Telling it like it is
Ensure that the correct view type (e.g. Cube, Attribute, etc.) is defined for a view and that the Analytical Privilege flag is only enabled for query views that will be consumed externally using named database users (which also requires that the applicable analytical privilege metadata has been defined), since incorrectly setting these view properties can impact performance.
As different as they are the same
Only a single engine should be used within a given SQLScript, so CE functions should not be mixed with SQL (only one or the other, but not both at the same time).
SQLScript should have reduced complexity whenever possible so that the compiler can better optimize the query execution, and common sub-expressions should be avoided because it is very complicated for query optimizers to detect common sub-expressions in SQL queries (if a complex query is broken up into logical sub queries then it can help the optimizer to identify common sub-expressions and to derive more efficient execution plans).
For more on these types of practices, see http://help.sap.com/hana_platform -> References -> SAP HANA SQLScript Reference.

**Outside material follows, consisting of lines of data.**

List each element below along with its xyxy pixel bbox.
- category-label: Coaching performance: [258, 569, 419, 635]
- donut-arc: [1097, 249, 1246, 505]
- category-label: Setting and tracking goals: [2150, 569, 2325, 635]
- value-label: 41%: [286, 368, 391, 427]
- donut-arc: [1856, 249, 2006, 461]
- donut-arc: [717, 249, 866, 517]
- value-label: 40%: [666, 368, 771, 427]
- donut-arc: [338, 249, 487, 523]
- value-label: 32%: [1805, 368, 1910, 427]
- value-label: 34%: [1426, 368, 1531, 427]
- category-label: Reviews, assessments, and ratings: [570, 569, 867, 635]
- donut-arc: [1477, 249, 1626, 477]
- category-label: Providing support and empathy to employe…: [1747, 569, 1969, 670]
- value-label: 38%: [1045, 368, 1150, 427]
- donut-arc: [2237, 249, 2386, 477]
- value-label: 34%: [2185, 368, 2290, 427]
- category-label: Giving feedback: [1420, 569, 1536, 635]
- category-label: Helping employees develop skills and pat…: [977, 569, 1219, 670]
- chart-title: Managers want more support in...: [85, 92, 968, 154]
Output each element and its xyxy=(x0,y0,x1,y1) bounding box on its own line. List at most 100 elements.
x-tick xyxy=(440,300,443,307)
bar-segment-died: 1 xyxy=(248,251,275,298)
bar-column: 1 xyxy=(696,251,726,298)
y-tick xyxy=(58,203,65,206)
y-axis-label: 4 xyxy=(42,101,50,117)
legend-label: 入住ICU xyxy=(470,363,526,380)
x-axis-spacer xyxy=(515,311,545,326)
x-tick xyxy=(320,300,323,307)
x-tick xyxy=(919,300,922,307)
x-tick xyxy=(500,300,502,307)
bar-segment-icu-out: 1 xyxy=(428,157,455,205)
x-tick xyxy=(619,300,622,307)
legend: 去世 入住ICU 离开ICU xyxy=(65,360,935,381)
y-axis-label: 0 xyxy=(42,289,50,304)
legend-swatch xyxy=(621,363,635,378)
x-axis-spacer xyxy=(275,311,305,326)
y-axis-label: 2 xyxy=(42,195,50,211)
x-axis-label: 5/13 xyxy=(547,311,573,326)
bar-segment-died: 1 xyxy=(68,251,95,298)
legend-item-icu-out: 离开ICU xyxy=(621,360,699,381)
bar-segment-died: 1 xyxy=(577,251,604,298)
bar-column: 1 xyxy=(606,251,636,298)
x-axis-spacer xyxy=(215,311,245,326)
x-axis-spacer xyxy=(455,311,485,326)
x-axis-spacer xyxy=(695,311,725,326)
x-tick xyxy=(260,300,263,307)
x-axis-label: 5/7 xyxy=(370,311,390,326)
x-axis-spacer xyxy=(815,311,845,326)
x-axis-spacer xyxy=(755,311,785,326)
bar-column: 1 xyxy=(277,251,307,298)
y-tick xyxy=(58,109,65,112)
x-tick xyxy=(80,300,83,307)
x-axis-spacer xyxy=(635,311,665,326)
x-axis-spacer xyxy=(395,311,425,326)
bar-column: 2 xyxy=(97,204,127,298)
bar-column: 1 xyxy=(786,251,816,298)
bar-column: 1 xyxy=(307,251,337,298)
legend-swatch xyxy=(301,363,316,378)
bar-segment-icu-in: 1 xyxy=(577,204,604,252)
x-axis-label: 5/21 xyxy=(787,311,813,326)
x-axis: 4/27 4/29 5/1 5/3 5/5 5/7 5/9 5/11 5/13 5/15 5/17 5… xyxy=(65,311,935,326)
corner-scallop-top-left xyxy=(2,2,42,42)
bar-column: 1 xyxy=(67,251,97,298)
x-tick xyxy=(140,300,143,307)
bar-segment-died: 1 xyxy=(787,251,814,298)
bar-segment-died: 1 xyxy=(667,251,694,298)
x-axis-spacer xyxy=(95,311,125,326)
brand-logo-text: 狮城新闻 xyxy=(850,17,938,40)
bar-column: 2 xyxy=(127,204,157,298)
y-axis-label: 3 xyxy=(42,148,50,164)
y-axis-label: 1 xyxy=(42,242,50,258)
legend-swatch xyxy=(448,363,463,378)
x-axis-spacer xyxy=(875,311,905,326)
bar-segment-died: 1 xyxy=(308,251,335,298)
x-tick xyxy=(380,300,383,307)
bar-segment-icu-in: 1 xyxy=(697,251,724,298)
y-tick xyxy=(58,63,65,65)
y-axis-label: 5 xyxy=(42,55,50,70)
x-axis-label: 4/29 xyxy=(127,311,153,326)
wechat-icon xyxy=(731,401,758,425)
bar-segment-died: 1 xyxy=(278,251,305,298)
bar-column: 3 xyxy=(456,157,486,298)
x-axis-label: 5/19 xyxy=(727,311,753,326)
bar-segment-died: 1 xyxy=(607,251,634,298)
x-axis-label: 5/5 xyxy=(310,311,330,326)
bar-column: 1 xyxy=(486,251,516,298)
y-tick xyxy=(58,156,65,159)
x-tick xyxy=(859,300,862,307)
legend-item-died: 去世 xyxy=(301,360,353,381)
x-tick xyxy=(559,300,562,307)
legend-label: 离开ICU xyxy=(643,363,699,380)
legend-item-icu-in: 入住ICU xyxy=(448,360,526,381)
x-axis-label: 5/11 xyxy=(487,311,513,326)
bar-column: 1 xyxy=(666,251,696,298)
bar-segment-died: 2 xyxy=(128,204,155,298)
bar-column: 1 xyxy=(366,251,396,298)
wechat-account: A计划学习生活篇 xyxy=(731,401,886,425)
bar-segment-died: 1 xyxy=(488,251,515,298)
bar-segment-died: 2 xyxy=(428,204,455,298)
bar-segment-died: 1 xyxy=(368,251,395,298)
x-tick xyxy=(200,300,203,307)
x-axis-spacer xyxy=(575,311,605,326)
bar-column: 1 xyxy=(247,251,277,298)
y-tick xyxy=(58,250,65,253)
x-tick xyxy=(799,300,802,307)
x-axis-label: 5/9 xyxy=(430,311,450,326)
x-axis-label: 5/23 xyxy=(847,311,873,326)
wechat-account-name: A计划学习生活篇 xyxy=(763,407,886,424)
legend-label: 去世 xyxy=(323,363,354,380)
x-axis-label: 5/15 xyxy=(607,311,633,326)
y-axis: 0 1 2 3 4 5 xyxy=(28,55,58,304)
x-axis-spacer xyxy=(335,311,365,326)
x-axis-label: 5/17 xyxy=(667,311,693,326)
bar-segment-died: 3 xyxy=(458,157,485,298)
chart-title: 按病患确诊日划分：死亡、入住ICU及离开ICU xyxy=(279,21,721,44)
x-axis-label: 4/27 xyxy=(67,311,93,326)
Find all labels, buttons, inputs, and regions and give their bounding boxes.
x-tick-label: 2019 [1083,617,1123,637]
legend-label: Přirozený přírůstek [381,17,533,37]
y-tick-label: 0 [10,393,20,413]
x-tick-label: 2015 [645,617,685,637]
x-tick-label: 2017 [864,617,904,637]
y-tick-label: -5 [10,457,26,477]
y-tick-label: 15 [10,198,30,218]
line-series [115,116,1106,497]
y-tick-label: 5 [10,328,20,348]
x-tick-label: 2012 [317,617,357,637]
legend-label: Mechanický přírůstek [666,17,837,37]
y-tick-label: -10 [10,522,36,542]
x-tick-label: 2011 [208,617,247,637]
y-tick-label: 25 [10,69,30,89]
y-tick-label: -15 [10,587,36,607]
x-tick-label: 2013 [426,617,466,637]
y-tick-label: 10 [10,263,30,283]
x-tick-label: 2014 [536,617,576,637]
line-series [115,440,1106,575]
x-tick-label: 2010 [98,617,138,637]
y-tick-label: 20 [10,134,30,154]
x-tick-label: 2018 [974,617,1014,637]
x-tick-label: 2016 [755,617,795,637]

Six of one, half-dozen of the other
Script-based calculation views may sometimes perform better than graphical calculation views while implementing the equivalent logic. The implementation of a view using the script-based option instead of the graphical option should be considered as a potential alternative approach in certain circumstances.
The sum of its parts
Identify as early as possible any areas where aggregation could be beneficial in reducing the amount of data involved in joins and calculations (e.g. additional aggregation nodes can be added within a view to accomplish this, if required). Avoid treating all values as attributes without considering whether or not the values may be better served by being defined as measures instead, so that they can be aggregated when relevant.
Expecting the moon and the stars
When possible, avoid complex determination logic on large data volumes (such as when it is necessary that some kind of ‘determination’ or complex logic is needed involving multiple rows for a given decision on what a given value should be) within any view that must support near real-time response. The expectation should be that the database will in fact execute this logic very quickly (when compared to a traditional RDBMS’) but that the response may not always be considered fast enough when a user sits and waits.
Know where the target is before throwing the dart
Always ensure that there are well defined use-cases for the expected consumption of a view (preferably with sample SQL statements that can be used for simulation and testing), and that they accurately reflect the most common real-world usage, since the evaluation of the acceptable performance must be based on this.
Final Thoughts and Takeaways
Based on my experience improving performance on SAP HANA views, consider my last three tips:
- Start performance testing as early as possible. You will need as much extra time as possible to evaluate different approaches should the view not be as performant as expected.
- Performance tuning requires a lot of trial and error. Expect to try something out to see what impact it may have on performance (such as removing or adding certain internal projections/aggregations in a view, etc.).
- Always ensure that testing is done on multiple systems before deciding on a final design. A view queried on a development system having very little data will behave very differently than a view queried on a performance test system and/or productive system having large amounts of data and multiple concurrent users). Think about it!